7 de abril de 1453

La noche pasada los cuerpos mutilados de los defensores de Selymbria fueron empalados delante de la puerta Selymbria. Son cuarenta estacas con otros tantos cuerpos.

Según se rumorea en Pera, durante dos días la flota del Sultán trató en vano de tomar al asalto la fortaleza de esa isla. Ayer, y por orden del almirante turco, fue apiñada leña frente a la torre, y la guarnición pereció quemada viva en una colosal hoguera.

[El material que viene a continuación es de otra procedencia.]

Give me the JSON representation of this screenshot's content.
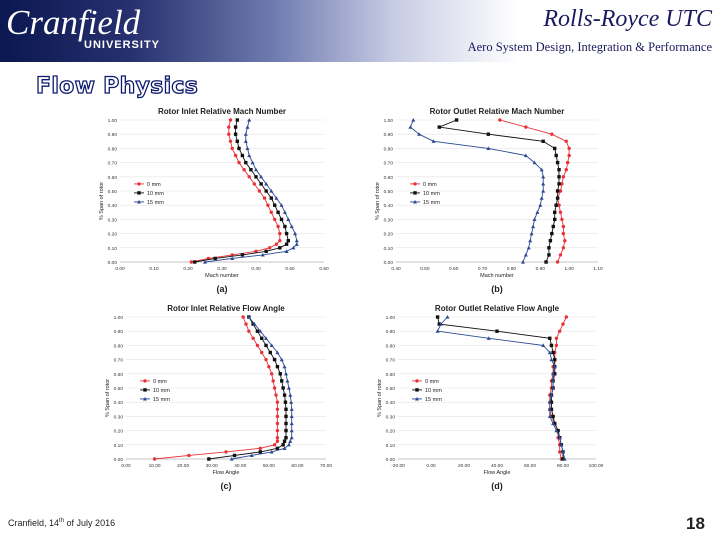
{
  "header": {
    "logo_name": "Cranfield",
    "logo_sub": "UNIVERSITY",
    "org": "Rolls-Royce UTC",
    "subtitle": "Aero System Design, Integration & Performance"
  },
  "page_title": "Flow Physics",
  "footer": {
    "pre": "Cranfield, 14",
    "sup": "th",
    "post": " of July 2016"
  },
  "page_number": "18",
  "colors": {
    "series": [
      "#e8323a",
      "#111111",
      "#2b4a92"
    ]
  },
  "chart_data": [
    {
      "type": "line",
      "title": "Rotor Inlet Relative Mach Number",
      "xlabel": "Mach number",
      "ylabel": "% Span of rotor",
      "caption": "(a)",
      "xlim": [
        0.0,
        0.6
      ],
      "ylim": [
        0.0,
        1.0
      ],
      "xticks": [
        "0.00",
        "0.10",
        "0.20",
        "0.30",
        "0.40",
        "0.50",
        "0.60"
      ],
      "yticks": [
        "0.00",
        "0.10",
        "0.20",
        "0.30",
        "0.40",
        "0.50",
        "0.60",
        "0.70",
        "0.80",
        "0.90",
        "1.00"
      ],
      "y": [
        0.0,
        0.025,
        0.05,
        0.075,
        0.1,
        0.125,
        0.15,
        0.2,
        0.25,
        0.3,
        0.35,
        0.4,
        0.45,
        0.5,
        0.55,
        0.6,
        0.65,
        0.7,
        0.75,
        0.8,
        0.85,
        0.9,
        0.95,
        1.0
      ],
      "legend": [
        "0 mm",
        "10 mm",
        "15 mm"
      ],
      "series": [
        {
          "name": "0 mm",
          "x": [
            0.21,
            0.26,
            0.33,
            0.4,
            0.44,
            0.46,
            0.47,
            0.47,
            0.465,
            0.455,
            0.445,
            0.435,
            0.425,
            0.41,
            0.395,
            0.38,
            0.365,
            0.35,
            0.34,
            0.33,
            0.325,
            0.32,
            0.32,
            0.325
          ]
        },
        {
          "name": "10 mm",
          "x": [
            0.22,
            0.28,
            0.36,
            0.43,
            0.47,
            0.49,
            0.495,
            0.49,
            0.485,
            0.475,
            0.465,
            0.455,
            0.445,
            0.43,
            0.415,
            0.4,
            0.385,
            0.37,
            0.36,
            0.35,
            0.345,
            0.34,
            0.34,
            0.345
          ]
        },
        {
          "name": "15 mm",
          "x": [
            0.25,
            0.33,
            0.42,
            0.49,
            0.51,
            0.52,
            0.52,
            0.515,
            0.505,
            0.495,
            0.485,
            0.475,
            0.46,
            0.445,
            0.43,
            0.415,
            0.4,
            0.39,
            0.38,
            0.375,
            0.37,
            0.37,
            0.375,
            0.38
          ]
        }
      ]
    },
    {
      "type": "line",
      "title": "Rotor Outlet Relative Mach Number",
      "xlabel": "Mach number",
      "ylabel": "% Span of rotor",
      "caption": "(b)",
      "xlim": [
        0.4,
        1.1
      ],
      "ylim": [
        0.0,
        1.0
      ],
      "xticks": [
        "0.40",
        "0.50",
        "0.60",
        "0.70",
        "0.80",
        "0.90",
        "1.00",
        "1.10"
      ],
      "yticks": [
        "0.00",
        "0.10",
        "0.20",
        "0.30",
        "0.40",
        "0.50",
        "0.60",
        "0.70",
        "0.80",
        "0.90",
        "1.00"
      ],
      "y": [
        0.0,
        0.05,
        0.1,
        0.15,
        0.2,
        0.25,
        0.3,
        0.35,
        0.4,
        0.45,
        0.5,
        0.55,
        0.6,
        0.65,
        0.7,
        0.75,
        0.8,
        0.85,
        0.9,
        0.95,
        1.0
      ],
      "legend": [
        "0 mm",
        "10 mm",
        "15 mm"
      ],
      "series": [
        {
          "name": "0 mm",
          "x": [
            0.96,
            0.97,
            0.98,
            0.985,
            0.98,
            0.98,
            0.975,
            0.97,
            0.965,
            0.96,
            0.97,
            0.975,
            0.98,
            0.99,
            0.995,
            1.0,
            1.0,
            0.99,
            0.94,
            0.85,
            0.76
          ]
        },
        {
          "name": "10 mm",
          "x": [
            0.92,
            0.93,
            0.93,
            0.935,
            0.94,
            0.945,
            0.95,
            0.95,
            0.955,
            0.96,
            0.96,
            0.965,
            0.965,
            0.965,
            0.96,
            0.955,
            0.95,
            0.91,
            0.72,
            0.55,
            0.61
          ]
        },
        {
          "name": "15 mm",
          "x": [
            0.84,
            0.85,
            0.86,
            0.865,
            0.87,
            0.875,
            0.88,
            0.89,
            0.9,
            0.905,
            0.91,
            0.91,
            0.91,
            0.905,
            0.88,
            0.85,
            0.72,
            0.53,
            0.48,
            0.45,
            0.46
          ]
        }
      ]
    },
    {
      "type": "line",
      "title": "Rotor Inlet Relative Flow Angle",
      "xlabel": "Flow Angle",
      "ylabel": "% Span of rotor",
      "caption": "(c)",
      "xlim": [
        0.0,
        70.0
      ],
      "ylim": [
        0.0,
        1.0
      ],
      "xticks": [
        "0.00",
        "10.00",
        "20.00",
        "30.00",
        "40.00",
        "50.00",
        "60.00",
        "70.00"
      ],
      "yticks": [
        "0.00",
        "0.10",
        "0.20",
        "0.30",
        "0.40",
        "0.50",
        "0.60",
        "0.70",
        "0.80",
        "0.90",
        "1.00"
      ],
      "y": [
        0.0,
        0.025,
        0.05,
        0.075,
        0.1,
        0.125,
        0.15,
        0.2,
        0.25,
        0.3,
        0.35,
        0.4,
        0.45,
        0.5,
        0.55,
        0.6,
        0.65,
        0.7,
        0.75,
        0.8,
        0.85,
        0.9,
        0.95,
        1.0
      ],
      "legend": [
        "0 mm",
        "10 mm",
        "15 mm"
      ],
      "series": [
        {
          "name": "0 mm",
          "x": [
            10.0,
            22.0,
            35.0,
            47.0,
            52.0,
            53.0,
            53.0,
            53.0,
            53.0,
            53.0,
            53.0,
            53.0,
            52.5,
            52.0,
            51.5,
            51.0,
            50.0,
            49.0,
            47.5,
            46.0,
            44.5,
            43.0,
            42.0,
            41.0
          ]
        },
        {
          "name": "10 mm",
          "x": [
            29.0,
            38.0,
            47.0,
            53.0,
            55.0,
            55.5,
            56.0,
            56.0,
            56.0,
            56.0,
            56.0,
            55.8,
            55.5,
            55.0,
            54.5,
            54.0,
            53.0,
            52.0,
            50.5,
            49.0,
            47.5,
            46.0,
            44.5,
            43.0
          ]
        },
        {
          "name": "15 mm",
          "x": [
            37.0,
            44.0,
            51.0,
            55.5,
            57.0,
            57.5,
            58.0,
            58.0,
            58.0,
            58.0,
            58.0,
            57.8,
            57.5,
            57.0,
            56.5,
            56.0,
            55.5,
            54.5,
            53.0,
            51.0,
            49.0,
            47.0,
            45.0,
            43.0
          ]
        }
      ]
    },
    {
      "type": "line",
      "title": "Rotor Outlet Relative Flow Angle",
      "xlabel": "Flow Angle",
      "ylabel": "% Span of rotor",
      "caption": "(d)",
      "xlim": [
        -20.0,
        100.0
      ],
      "ylim": [
        0.0,
        1.0
      ],
      "xticks": [
        "-20.00",
        "0.00",
        "20.00",
        "40.00",
        "60.00",
        "80.00",
        "100.00"
      ],
      "yticks": [
        "0.00",
        "0.10",
        "0.20",
        "0.30",
        "0.40",
        "0.50",
        "0.60",
        "0.70",
        "0.80",
        "0.90",
        "1.00"
      ],
      "y": [
        0.0,
        0.05,
        0.1,
        0.15,
        0.2,
        0.25,
        0.3,
        0.35,
        0.4,
        0.45,
        0.5,
        0.55,
        0.6,
        0.65,
        0.7,
        0.75,
        0.8,
        0.85,
        0.9,
        0.95,
        1.0
      ],
      "legend": [
        "0 mm",
        "10 mm",
        "15 mm"
      ],
      "series": [
        {
          "name": "0 mm",
          "x": [
            79.0,
            78.0,
            78.0,
            77.0,
            77.0,
            75.0,
            73.0,
            72.0,
            72.0,
            72.0,
            73.0,
            73.0,
            74.0,
            74.0,
            75.0,
            75.0,
            76.0,
            76.0,
            78.0,
            80.0,
            82.0
          ]
        },
        {
          "name": "10 mm",
          "x": [
            80.0,
            80.0,
            79.0,
            78.0,
            77.0,
            75.0,
            74.0,
            73.0,
            73.0,
            73.0,
            74.0,
            74.0,
            75.0,
            75.0,
            75.0,
            74.0,
            73.0,
            72.0,
            40.0,
            5.0,
            4.0
          ]
        },
        {
          "name": "15 mm",
          "x": [
            81.0,
            80.0,
            79.0,
            78.0,
            76.0,
            74.0,
            72.0,
            72.0,
            72.0,
            73.0,
            74.0,
            74.0,
            74.0,
            75.0,
            73.0,
            72.0,
            68.0,
            35.0,
            4.0,
            6.0,
            10.0
          ]
        }
      ]
    }
  ]
}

Los griegos saben morir por la última pulgada de su tambaleante imperio.

Bárbaros por Oriente; bárbaros por Occidente. Y en la frontera de ambos mundos la última ciudad de Cristo combate por su existencia, sin esperanza de ayuda, sin apetencia de gloria. Los cadáveres desnudos y mutilados, atravesados por las estacas, infestados de enjambres de moscas…

Cubierto de hierro de pies a cabeza, pasa Giustiniani, riendo, semejante a una torre en marcha, con una expresión de fanfarronería en el rostro y una mirada dura e inflexible en los ojos. Hoy lo odié, después de haber visto a los defensores de Selymbria.

Luchamos sin esperanza ni futuro. Aunque consiguiéramos derrotar al Sultán, Constantinopla no sería más que una ciudad muerta, gobernada por la ley bárbara de los latinos.

Toda mi vida he aborrecido y evitado el rencor y el fanatismo. Ahora, sin embargo, arden en mi corazón como una brillante llama.